The question remains as to the capacity in which Mrs Graham was acting, when she spoke with Ms Biram. Was she speaking as franchisee in her own right, as she contends, or as a director of the franchisor company?
There was support through Mrs Graham’s evidence, especially in various parts of the evidence given in cross-examination, for the conclusion that she was then acting as director of the company, in that it would usually fall to her in that capacity to pursue such a matter (p 67 l l1-35). She takes an active role in that area (p 67 l 10).
There is the further consideration, had she been speaking as a fellow franchisee, why she would have been raising the termination of Mrs Stewart’s franchise agreement, held by the applicants from the company, and the court proceedings (in which the company was the only relevant opposing entity – p 71 l 30).
The terms of what I find Mrs Graham said to Ms Biram (p 22 ll 10-20, p 25 ll 5-38) themselves support her having been speaking as a director of the franchisor company.

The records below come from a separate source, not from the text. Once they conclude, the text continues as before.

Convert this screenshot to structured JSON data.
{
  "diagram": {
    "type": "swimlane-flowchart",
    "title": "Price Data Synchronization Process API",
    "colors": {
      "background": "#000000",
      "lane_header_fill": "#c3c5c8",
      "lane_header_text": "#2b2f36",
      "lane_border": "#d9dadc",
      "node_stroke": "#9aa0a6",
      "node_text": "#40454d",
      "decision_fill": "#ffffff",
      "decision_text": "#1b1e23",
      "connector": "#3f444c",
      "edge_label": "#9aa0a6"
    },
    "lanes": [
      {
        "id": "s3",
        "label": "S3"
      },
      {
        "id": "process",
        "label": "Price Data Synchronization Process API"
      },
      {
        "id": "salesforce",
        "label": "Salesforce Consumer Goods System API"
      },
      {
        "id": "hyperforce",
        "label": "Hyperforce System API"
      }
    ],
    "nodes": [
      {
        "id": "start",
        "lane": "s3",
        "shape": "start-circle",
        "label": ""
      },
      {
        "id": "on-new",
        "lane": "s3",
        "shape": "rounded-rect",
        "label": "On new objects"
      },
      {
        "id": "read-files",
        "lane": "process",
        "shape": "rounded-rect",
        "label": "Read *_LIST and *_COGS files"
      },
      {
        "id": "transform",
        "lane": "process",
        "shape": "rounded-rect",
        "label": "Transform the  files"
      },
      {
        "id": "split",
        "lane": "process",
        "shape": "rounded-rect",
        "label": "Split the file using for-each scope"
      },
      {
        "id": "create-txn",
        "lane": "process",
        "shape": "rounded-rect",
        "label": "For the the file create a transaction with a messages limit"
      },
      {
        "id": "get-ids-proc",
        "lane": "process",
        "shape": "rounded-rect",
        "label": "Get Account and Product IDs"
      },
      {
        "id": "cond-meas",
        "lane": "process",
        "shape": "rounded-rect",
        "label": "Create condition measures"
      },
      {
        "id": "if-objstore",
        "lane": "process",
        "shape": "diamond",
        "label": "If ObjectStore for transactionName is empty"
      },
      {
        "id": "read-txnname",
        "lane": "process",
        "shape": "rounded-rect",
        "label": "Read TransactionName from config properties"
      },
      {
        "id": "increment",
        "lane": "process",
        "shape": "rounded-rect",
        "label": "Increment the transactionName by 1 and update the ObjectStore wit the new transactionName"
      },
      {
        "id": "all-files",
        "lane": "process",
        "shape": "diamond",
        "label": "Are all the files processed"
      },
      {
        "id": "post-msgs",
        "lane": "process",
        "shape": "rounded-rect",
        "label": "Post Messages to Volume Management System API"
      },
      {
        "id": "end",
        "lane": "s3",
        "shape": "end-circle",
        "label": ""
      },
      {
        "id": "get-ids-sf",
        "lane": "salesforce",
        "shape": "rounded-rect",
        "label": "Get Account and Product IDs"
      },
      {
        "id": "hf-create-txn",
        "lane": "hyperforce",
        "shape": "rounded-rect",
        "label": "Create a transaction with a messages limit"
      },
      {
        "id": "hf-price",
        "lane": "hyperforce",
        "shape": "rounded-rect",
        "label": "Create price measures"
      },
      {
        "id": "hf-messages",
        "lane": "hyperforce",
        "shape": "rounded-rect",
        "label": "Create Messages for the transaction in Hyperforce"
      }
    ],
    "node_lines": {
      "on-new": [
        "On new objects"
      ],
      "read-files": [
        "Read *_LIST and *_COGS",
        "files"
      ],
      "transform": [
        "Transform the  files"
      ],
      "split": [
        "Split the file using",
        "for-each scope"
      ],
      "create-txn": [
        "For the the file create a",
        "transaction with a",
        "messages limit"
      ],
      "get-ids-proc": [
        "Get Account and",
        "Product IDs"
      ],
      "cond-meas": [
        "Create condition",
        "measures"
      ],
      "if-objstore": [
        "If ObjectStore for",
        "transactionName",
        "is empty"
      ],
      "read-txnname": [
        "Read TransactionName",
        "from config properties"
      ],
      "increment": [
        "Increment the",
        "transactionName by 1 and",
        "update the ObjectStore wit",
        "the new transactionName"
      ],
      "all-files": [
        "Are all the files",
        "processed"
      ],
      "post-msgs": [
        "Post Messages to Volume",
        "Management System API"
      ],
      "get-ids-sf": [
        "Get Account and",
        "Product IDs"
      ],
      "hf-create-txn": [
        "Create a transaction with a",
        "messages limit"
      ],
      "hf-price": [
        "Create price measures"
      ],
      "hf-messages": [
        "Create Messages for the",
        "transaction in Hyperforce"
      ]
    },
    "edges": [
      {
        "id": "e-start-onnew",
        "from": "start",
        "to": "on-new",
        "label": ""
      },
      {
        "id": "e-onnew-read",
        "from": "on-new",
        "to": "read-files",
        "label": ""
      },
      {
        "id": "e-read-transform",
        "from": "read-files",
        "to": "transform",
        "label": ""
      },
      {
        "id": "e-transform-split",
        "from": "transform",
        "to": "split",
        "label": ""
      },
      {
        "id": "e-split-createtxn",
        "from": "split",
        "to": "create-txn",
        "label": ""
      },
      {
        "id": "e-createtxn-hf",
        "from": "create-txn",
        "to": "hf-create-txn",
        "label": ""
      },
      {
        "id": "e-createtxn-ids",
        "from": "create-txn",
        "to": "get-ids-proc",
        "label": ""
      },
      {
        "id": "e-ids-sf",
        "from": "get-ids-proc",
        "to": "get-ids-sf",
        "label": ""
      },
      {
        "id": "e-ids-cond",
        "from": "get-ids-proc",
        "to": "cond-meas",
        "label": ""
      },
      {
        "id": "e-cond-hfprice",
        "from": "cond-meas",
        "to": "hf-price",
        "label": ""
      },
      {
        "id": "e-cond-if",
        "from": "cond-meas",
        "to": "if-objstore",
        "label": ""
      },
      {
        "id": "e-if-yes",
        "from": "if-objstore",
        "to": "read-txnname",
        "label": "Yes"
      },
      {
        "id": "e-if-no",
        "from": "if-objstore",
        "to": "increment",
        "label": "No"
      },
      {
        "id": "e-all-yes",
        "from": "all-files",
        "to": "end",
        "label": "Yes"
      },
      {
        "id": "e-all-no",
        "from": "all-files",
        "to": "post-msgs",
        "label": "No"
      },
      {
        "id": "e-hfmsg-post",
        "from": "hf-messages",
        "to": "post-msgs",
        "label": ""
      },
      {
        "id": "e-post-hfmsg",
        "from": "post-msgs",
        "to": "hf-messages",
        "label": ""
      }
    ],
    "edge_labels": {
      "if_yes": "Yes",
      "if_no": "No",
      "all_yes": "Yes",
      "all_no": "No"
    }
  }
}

Significantly also, as I find, Mrs Graham telephoned Ms Biram shortly after speaking on the same matter with the company solicitor Mr Lutvey, which she said she did in her capacity as a director of the company (p 70 l1 1-10); and after speaking, in the same capacity, to her husband (p 69 l 1).
The proper conclusion from this collection of circumstances is that Mrs Graham was, when speaking to Ms Biram, acting in her capacity as a director of the company.
I accordingly find each respondent to have been guilty of contempt of court in that, on or about 26 August 1999, the first respondent through its agent the second respondent, and the second respondent thereby aiding the first respondent, informed Raelene Kay Biram to the effect that the applicants’ franchise agreement with the first respondent had been terminated, and that the applicants were not entitled to carry on the business of a Gymboree franchise;
thereby contravening the order of the Honourable Justice Byrne made on 2 July 1999.
I adjourn the matter to a date to be fixed for the purpose of hearing submissions as to penalty and costs. Administrative listing arrangements should be made through my Associate.